1)  <attribute name="Info" type="String">This is metadata on the Grid itself.</attribute>
    
    <variable name="dsp_band_1"> <!-- Enter the scope of the Array dsp_band_1 -->
2)    <attribute name="units" type="String">Temp (packed)</attribute> <!-- Units of the array -->
    </variable> <!-- dsp_band_1.dsp_band_1 -->
    
    <variable name="lat"> <!-- dsp_band_1.lat map -->
3)    <attribute name="units" type="String">degrees_north</attribute>
    </variable> 
    
    <variable name="lon"> <!-- dsp_band_1.lon map -->
4)    <attribute name="units" type="String">degrees_east</attribute>
    </variable> <!-- dsp_band_1.lon map -->    
  </variable> <!-- dsp_band_1 Grid -->

  <!-- Note well: this is a new coordinate variable so requires the correct type.
  Also note that it falls outside of the actual grid since we must specify it 
  as a sibling coordinate variable it will be made into a Grid when the netcdf is closed. 
  -->
  <variable name="filename" type="String">
5)  <attribute name="Info" type="String">Filename with timestamp</attribute>
  </variable> <!-- filename -->
 
</netcdf

Here we show metadata being injected in several ways, denoted by the 1) -- 5) notations.
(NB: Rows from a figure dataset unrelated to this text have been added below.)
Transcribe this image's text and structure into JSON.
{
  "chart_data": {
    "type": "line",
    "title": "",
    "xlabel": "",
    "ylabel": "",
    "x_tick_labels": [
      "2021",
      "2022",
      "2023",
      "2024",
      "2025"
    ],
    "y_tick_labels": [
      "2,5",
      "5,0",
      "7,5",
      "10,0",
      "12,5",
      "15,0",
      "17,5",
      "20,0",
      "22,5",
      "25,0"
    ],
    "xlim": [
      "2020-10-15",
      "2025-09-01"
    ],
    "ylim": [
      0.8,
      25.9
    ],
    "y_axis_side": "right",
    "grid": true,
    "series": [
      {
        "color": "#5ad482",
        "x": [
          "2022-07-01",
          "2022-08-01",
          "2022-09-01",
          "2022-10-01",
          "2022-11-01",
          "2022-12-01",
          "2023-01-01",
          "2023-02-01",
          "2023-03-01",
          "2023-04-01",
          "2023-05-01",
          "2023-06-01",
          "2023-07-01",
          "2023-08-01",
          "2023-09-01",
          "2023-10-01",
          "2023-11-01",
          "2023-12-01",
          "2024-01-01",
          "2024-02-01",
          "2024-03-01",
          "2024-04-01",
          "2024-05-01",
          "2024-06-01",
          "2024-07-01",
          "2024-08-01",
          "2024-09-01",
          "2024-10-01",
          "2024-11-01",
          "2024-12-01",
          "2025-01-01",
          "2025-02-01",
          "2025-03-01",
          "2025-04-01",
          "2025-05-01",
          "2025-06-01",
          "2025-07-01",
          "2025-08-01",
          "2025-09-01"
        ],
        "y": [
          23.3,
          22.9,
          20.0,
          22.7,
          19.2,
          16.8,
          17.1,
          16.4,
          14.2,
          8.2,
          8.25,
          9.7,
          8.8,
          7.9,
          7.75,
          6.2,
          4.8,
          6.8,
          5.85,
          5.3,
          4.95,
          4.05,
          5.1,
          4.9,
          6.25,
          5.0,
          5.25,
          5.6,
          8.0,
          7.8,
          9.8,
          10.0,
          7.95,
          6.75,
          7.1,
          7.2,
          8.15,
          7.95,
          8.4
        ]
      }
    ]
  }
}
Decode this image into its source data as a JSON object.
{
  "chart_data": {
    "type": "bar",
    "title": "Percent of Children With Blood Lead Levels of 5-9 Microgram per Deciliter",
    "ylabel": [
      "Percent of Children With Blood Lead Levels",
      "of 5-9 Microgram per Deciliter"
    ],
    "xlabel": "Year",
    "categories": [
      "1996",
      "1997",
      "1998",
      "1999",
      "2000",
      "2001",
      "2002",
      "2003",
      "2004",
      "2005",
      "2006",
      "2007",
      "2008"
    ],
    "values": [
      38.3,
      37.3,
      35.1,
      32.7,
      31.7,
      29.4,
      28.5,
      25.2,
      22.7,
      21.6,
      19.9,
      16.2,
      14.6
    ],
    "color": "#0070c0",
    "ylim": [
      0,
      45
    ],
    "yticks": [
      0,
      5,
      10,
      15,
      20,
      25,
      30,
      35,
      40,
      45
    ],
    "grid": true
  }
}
1) We are inside the scope of the top-level Grid variable, so this metadata will show up in the attribute table inside the Grid Structure. 2) This is the actual data Array of the Grid, dsp_band_1.dsp_band_1. We specify the units are a packed temperature. 3) Here we are in the scope of a map variable, dsp_band_1.lat. We add the units specification to this map. 4) Likewise, we add units to the lon map vector. 5) Finally, we must close the actual grid and specify the metadata for the NEW coordinate variable as a sibling of the Grid since this will be used as the canonical prototype to be added to all Grid's which are to be aggregated on the new dimension. Note in this case (unlike previous cases) the type of the new coordinate variable is required since we are specifying a "placeholder" variable for the new map until the Grid is actually processed once its containing <netcdf> is closed (i.e. all data is available to it).

The resulting DAS (with global dataset metadata removed for clarity):

Attribute {
... global data clipped ...
  dsp_band_1 {
        Byte dsp_PixelType 1;
        Byte dsp_PixelSize 2;
        UInt16 dsp_Flag 0;
        UInt16 dsp_nBits 16;
        Int32 dsp_LineSize 0;
        String dsp_cal_name "Temperature";
        String units "Temp";
        UInt16 dsp_cal_eqnNumber 2;
        UInt16 dsp_cal_CoeffsLength 8;
        Float32 dsp_cal_coeffs 0.125, -4;
        Float32 scale_factor 0.125;
        Float32 add_off -4;
 1)   String Info "This is metadata on the Grid itself.";
        filename {
 5)       String Info "Filename with timestamp";
        }
        dsp_band_1 {
2)        String units "Temp (packed)";
        }
        lat {
            String name "lat";
            String long_name "latitude";
3)        String units "degrees_north";
        }
        lon {
            String name "lon";
            String long_name "longitude";
4)        String units "degrees_east";
        }
    }
    filename {
5)    String Info "Filename with timestamp";
    }
}

We have annotated the DAS with numbers representing which lines in the NcML above correspond to the injected metadata.